Evidently the above comment took me 15 minutes to write. Oh, and now I see another bug or at least lacuna: if you try to update the value of an existing key, it doesn't fail, but it also doesn't update, instead adding a new entry that will never be read. And then I did write a minimal smoke test and run it, and unsurprisingly, it does work:

    int main()
    {
      put((item) { 4, 7 });
      put((item) { 1028, 9 });
      put((item) { 3, 25 });
      printf("%d %d %d %p %p\n", get(4)->v, get(1028)->v, get(3)->v, get(5), get(3));
      return 0;
    }
Writing the test and the above additional commentary, and running the test, took another 8 minutes.

Oh, and there's another bug where it will loop infinitely when the hash table is full and the key is negative. (Actually it invokes UB but typically the result will just be an infinite loop.)

If it takes you 60 or 100 minutes to write this, or to write something better, maybe you still know C and know what hash tables are. But if you throw up your hands and say "I don't remember, it's been a long time since I was in school"? Either you don't know C, or you don't know what a hash table is, which probably means you've never written anything in C but toy programs. (This is a toy program, of course, but many toy programs in C don't need hash tables.)

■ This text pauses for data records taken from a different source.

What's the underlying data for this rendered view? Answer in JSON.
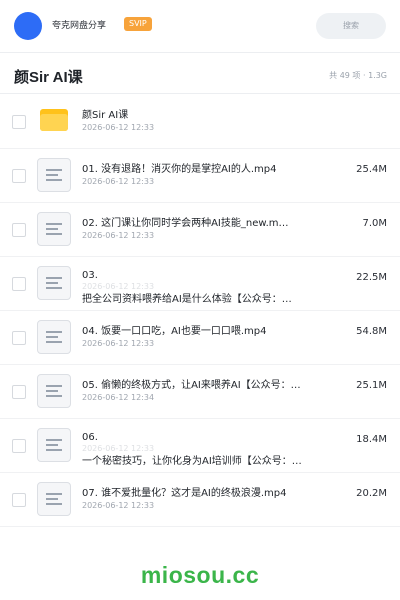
{
  "header": {
    "app_name": "夸克网盘分享",
    "badge": "SVIP",
    "search_placeholder": "搜索",
    "avatar_color": "#2d6cf6",
    "badge_color": "#f7a33b"
  },
  "folder": {
    "title": "颜Sir AI课",
    "stats": "共 49 项 · 1.3G"
  },
  "items": [
    {
      "type": "folder",
      "name": "颜Sir AI课",
      "date": "2026-06-12 12:33",
      "size": "",
      "icon": "folder-icon"
    },
    {
      "type": "file",
      "name": "01. 没有退路！消灭你的是掌控AI的人.mp4",
      "date": "2026-06-12 12:33",
      "size": "25.4M",
      "icon": "document-icon"
    },
    {
      "type": "file",
      "name": "02. 这门课让你同时学会两种AI技能_new.m…",
      "date": "2026-06-12 12:33",
      "size": "7.0M",
      "icon": "document-icon"
    },
    {
      "type": "file",
      "name_line1": "03.",
      "name_line2": "把全公司资料喂养给AI是什么体验【公众号：…",
      "date": "2026-06-12 12:33",
      "size": "22.5M",
      "icon": "document-icon"
    },
    {
      "type": "file",
      "name": "04. 饭要一口口吃，AI也要一口口喂.mp4",
      "date": "2026-06-12 12:33",
      "size": "54.8M",
      "icon": "document-icon"
    },
    {
      "type": "file",
      "name": "05. 偷懒的终极方式，让AI来喂养AI【公众号：…",
      "date": "2026-06-12 12:34",
      "size": "25.1M",
      "icon": "document-icon"
    },
    {
      "type": "file",
      "name_line1": "06.",
      "name_line2": "一个秘密技巧，让你化身为AI培训师【公众号：…",
      "date": "2026-06-12 12:33",
      "size": "18.4M",
      "icon": "document-icon"
    },
    {
      "type": "file",
      "name": "07. 谁不爱批量化？这才是AI的终极浪漫.mp4",
      "date": "2026-06-12 12:33",
      "size": "20.2M",
      "icon": "document-icon"
    }
  ],
  "watermark": "miosou.cc",
  "watermark_color": "#3bb54a"
}
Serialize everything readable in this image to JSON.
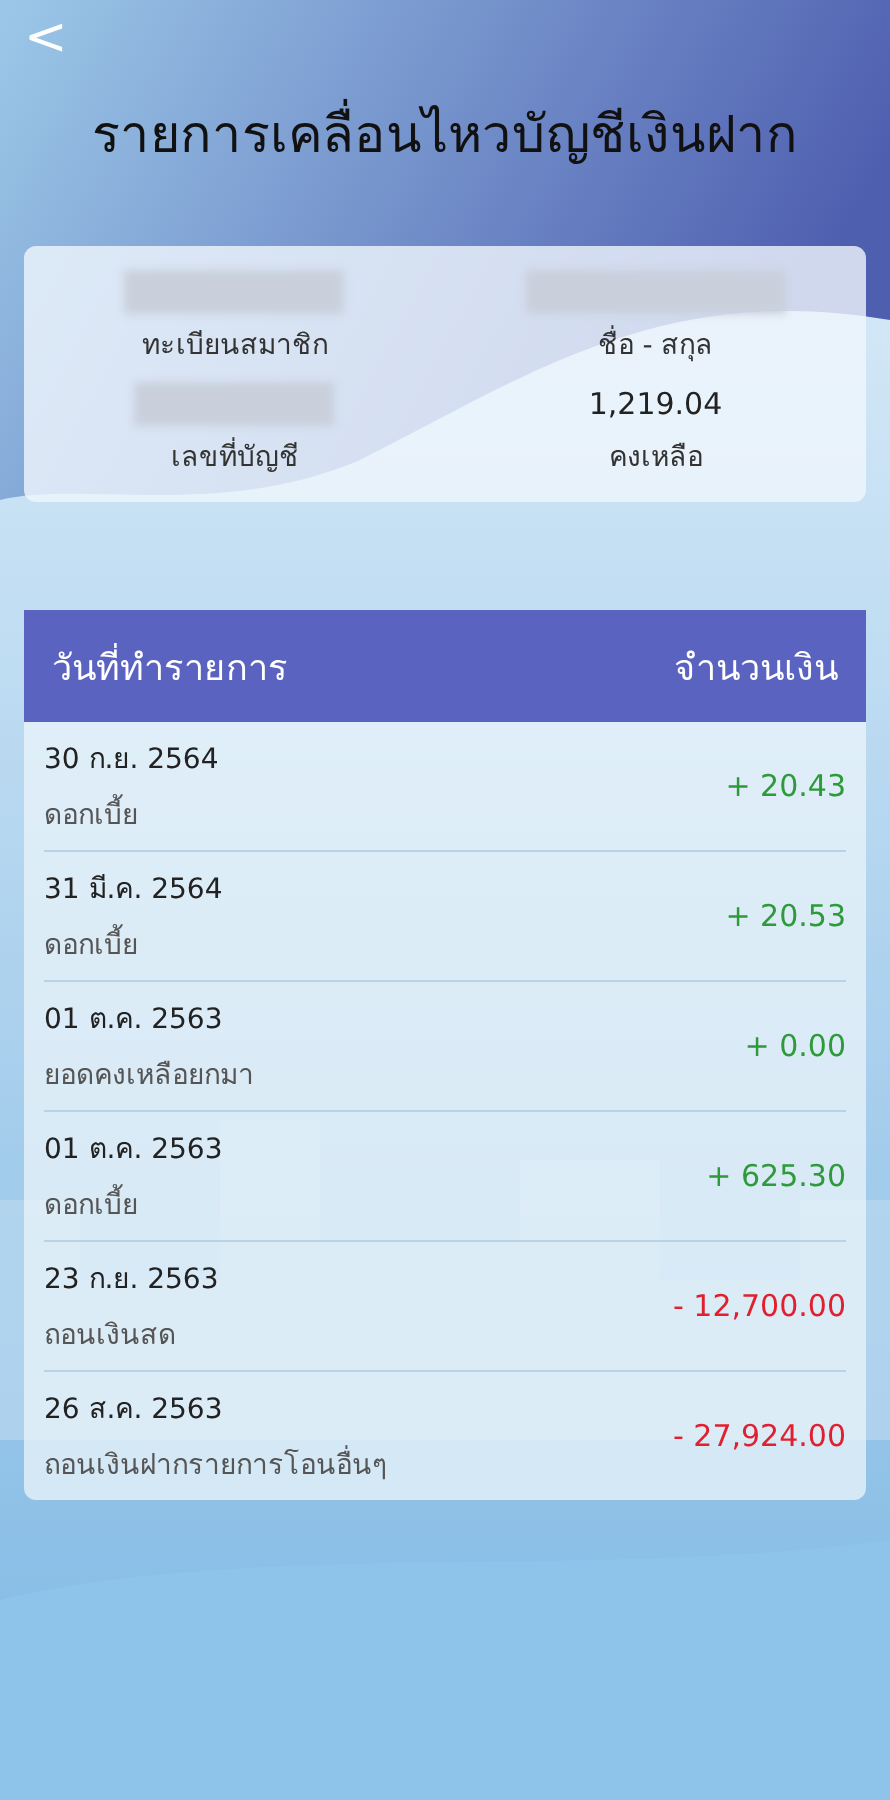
{
  "header": {
    "back": "<",
    "title": "รายการเคลื่อนไหวบัญชีเงินฝาก"
  },
  "member": {
    "rows": [
      {
        "cells": [
          {
            "label": "ทะเบียนสมาชิก",
            "redacted": true
          },
          {
            "label": "ชื่อ - สกุล",
            "redacted": true
          }
        ]
      },
      {
        "cells": [
          {
            "label": "เลขที่บัญชี",
            "redacted": true
          },
          {
            "value": "1,219.04",
            "label": "คงเหลือ"
          }
        ]
      }
    ]
  },
  "table": {
    "columns": [
      "วันที่ทำรายการ",
      "จำนวนเงิน"
    ],
    "rows": [
      {
        "date": "30 ก.ย. 2564",
        "description": "ดอกเบี้ย",
        "amount": "+ 20.43",
        "kind": "credit"
      },
      {
        "date": "31 มี.ค. 2564",
        "description": "ดอกเบี้ย",
        "amount": "+ 20.53",
        "kind": "credit"
      },
      {
        "date": "01 ต.ค. 2563",
        "description": "ยอดคงเหลือยกมา",
        "amount": "+ 0.00",
        "kind": "credit"
      },
      {
        "date": "01 ต.ค. 2563",
        "description": "ดอกเบี้ย",
        "amount": "+ 625.30",
        "kind": "credit"
      },
      {
        "date": "23 ก.ย. 2563",
        "description": "ถอนเงินสด",
        "amount": "- 12,700.00",
        "kind": "debit"
      },
      {
        "date": "26 ส.ค. 2563",
        "description": "ถอนเงินฝากรายการโอนอื่นๆ",
        "amount": "- 27,924.00",
        "kind": "debit"
      }
    ]
  }
}
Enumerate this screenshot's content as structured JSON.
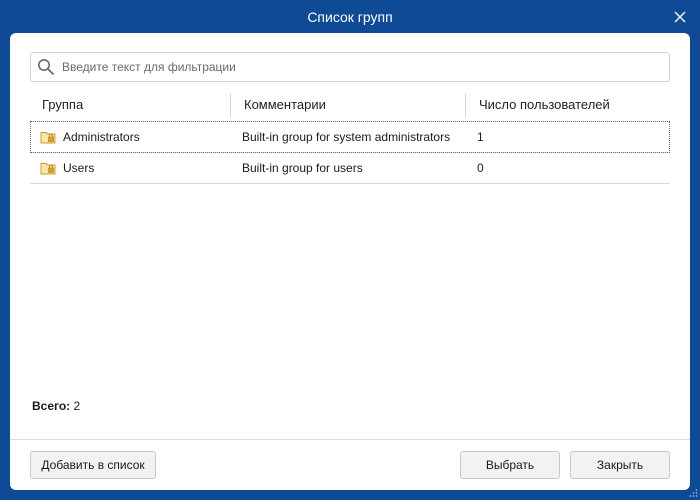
{
  "window": {
    "title": "Список групп",
    "close_icon": "close-icon"
  },
  "search": {
    "placeholder": "Введите текст для фильтрации",
    "value": "",
    "icon": "search-icon"
  },
  "table": {
    "columns": [
      "Группа",
      "Комментарии",
      "Число пользователей"
    ],
    "rows": [
      {
        "name": "Administrators",
        "comment": "Built-in group for system administrators",
        "count": "1",
        "icon": "group-folder-icon"
      },
      {
        "name": "Users",
        "comment": "Built-in group for users",
        "count": "0",
        "icon": "group-folder-icon"
      }
    ]
  },
  "summary": {
    "total_label": "Всего:",
    "total_value": "2"
  },
  "buttons": {
    "add": "Добавить в список",
    "select": "Выбрать",
    "close": "Закрыть"
  },
  "colors": {
    "window_bg": "#0f4a96",
    "panel_bg": "#ffffff",
    "folder": "#e8b84a"
  }
}
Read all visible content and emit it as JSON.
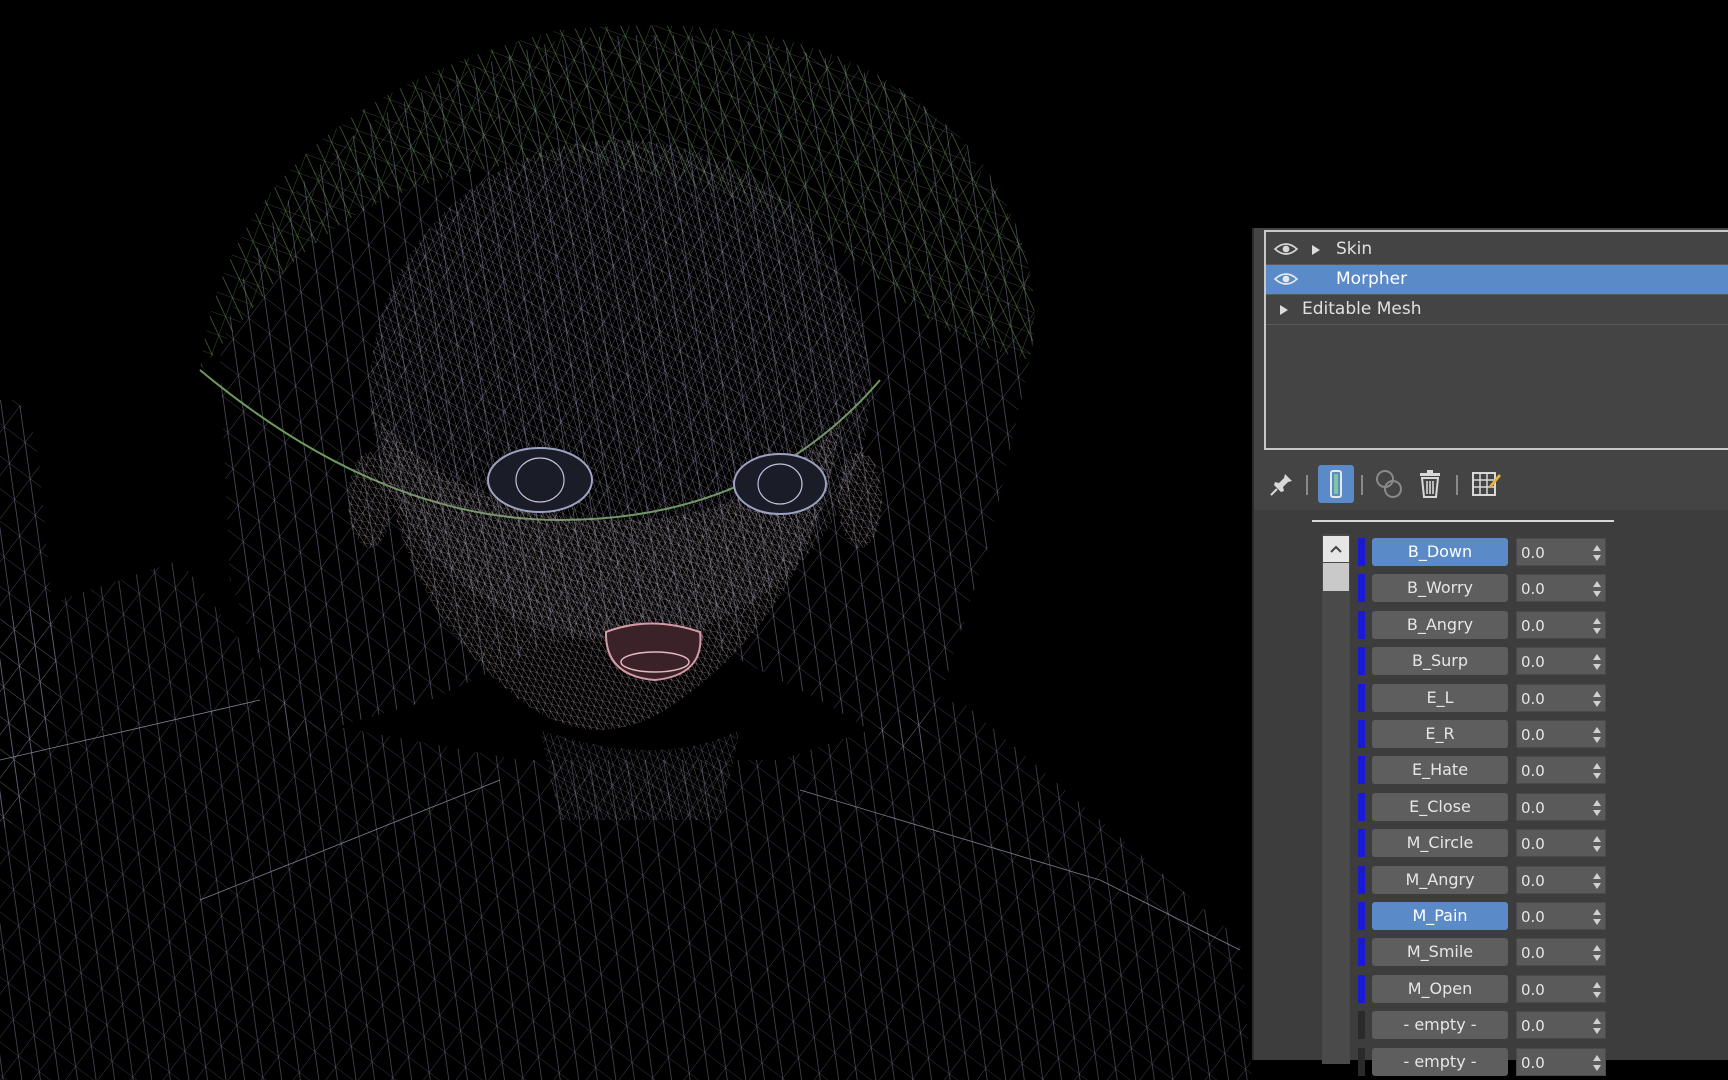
{
  "viewport": {
    "description_icon": "wireframe-character-head"
  },
  "modifier_stack": {
    "items": [
      {
        "label": "Skin",
        "visible_toggle": true,
        "expandable": true,
        "selected": false
      },
      {
        "label": "Morpher",
        "visible_toggle": true,
        "expandable": false,
        "selected": true
      },
      {
        "label": "Editable Mesh",
        "visible_toggle": false,
        "expandable": true,
        "selected": false
      }
    ]
  },
  "toolbar": {
    "icons": [
      "pin-stack-icon",
      "show-end-result-icon",
      "make-unique-icon",
      "remove-modifier-icon",
      "configure-modifier-sets-icon"
    ]
  },
  "channels": [
    {
      "name": "B_Down",
      "value": "0.0",
      "active": true,
      "empty": false
    },
    {
      "name": "B_Worry",
      "value": "0.0",
      "active": false,
      "empty": false
    },
    {
      "name": "B_Angry",
      "value": "0.0",
      "active": false,
      "empty": false
    },
    {
      "name": "B_Surp",
      "value": "0.0",
      "active": false,
      "empty": false
    },
    {
      "name": "E_L",
      "value": "0.0",
      "active": false,
      "empty": false
    },
    {
      "name": "E_R",
      "value": "0.0",
      "active": false,
      "empty": false
    },
    {
      "name": "E_Hate",
      "value": "0.0",
      "active": false,
      "empty": false
    },
    {
      "name": "E_Close",
      "value": "0.0",
      "active": false,
      "empty": false
    },
    {
      "name": "M_Circle",
      "value": "0.0",
      "active": false,
      "empty": false
    },
    {
      "name": "M_Angry",
      "value": "0.0",
      "active": false,
      "empty": false
    },
    {
      "name": "M_Pain",
      "value": "0.0",
      "active": true,
      "empty": false
    },
    {
      "name": "M_Smile",
      "value": "0.0",
      "active": false,
      "empty": false
    },
    {
      "name": "M_Open",
      "value": "0.0",
      "active": false,
      "empty": false
    },
    {
      "name": "- empty -",
      "value": "0.0",
      "active": false,
      "empty": true
    },
    {
      "name": "- empty -",
      "value": "0.0",
      "active": false,
      "empty": true
    }
  ],
  "colors": {
    "accent": "#5b8ac9",
    "panel": "#444444",
    "channel_swatch": "#1a1ad6"
  }
}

The compilable and fixed toy program in question is at http://canonical.org/~kragen/sw/dev3/dumbhash.c if you want to probe it for bugs.

It occurs to me that you might have been talking about something that isn't a C programming job. For example, we might be talking about a job programming an HTML database front-end in Python using Django. And of course it would be silly to reject someone for a job like that because they didn't know C, unless they claimed to know C on their résumé. And it's totally reasonable for a Python programmer, or a Python/Perl/JS/bash programmer, to not understand hash tables.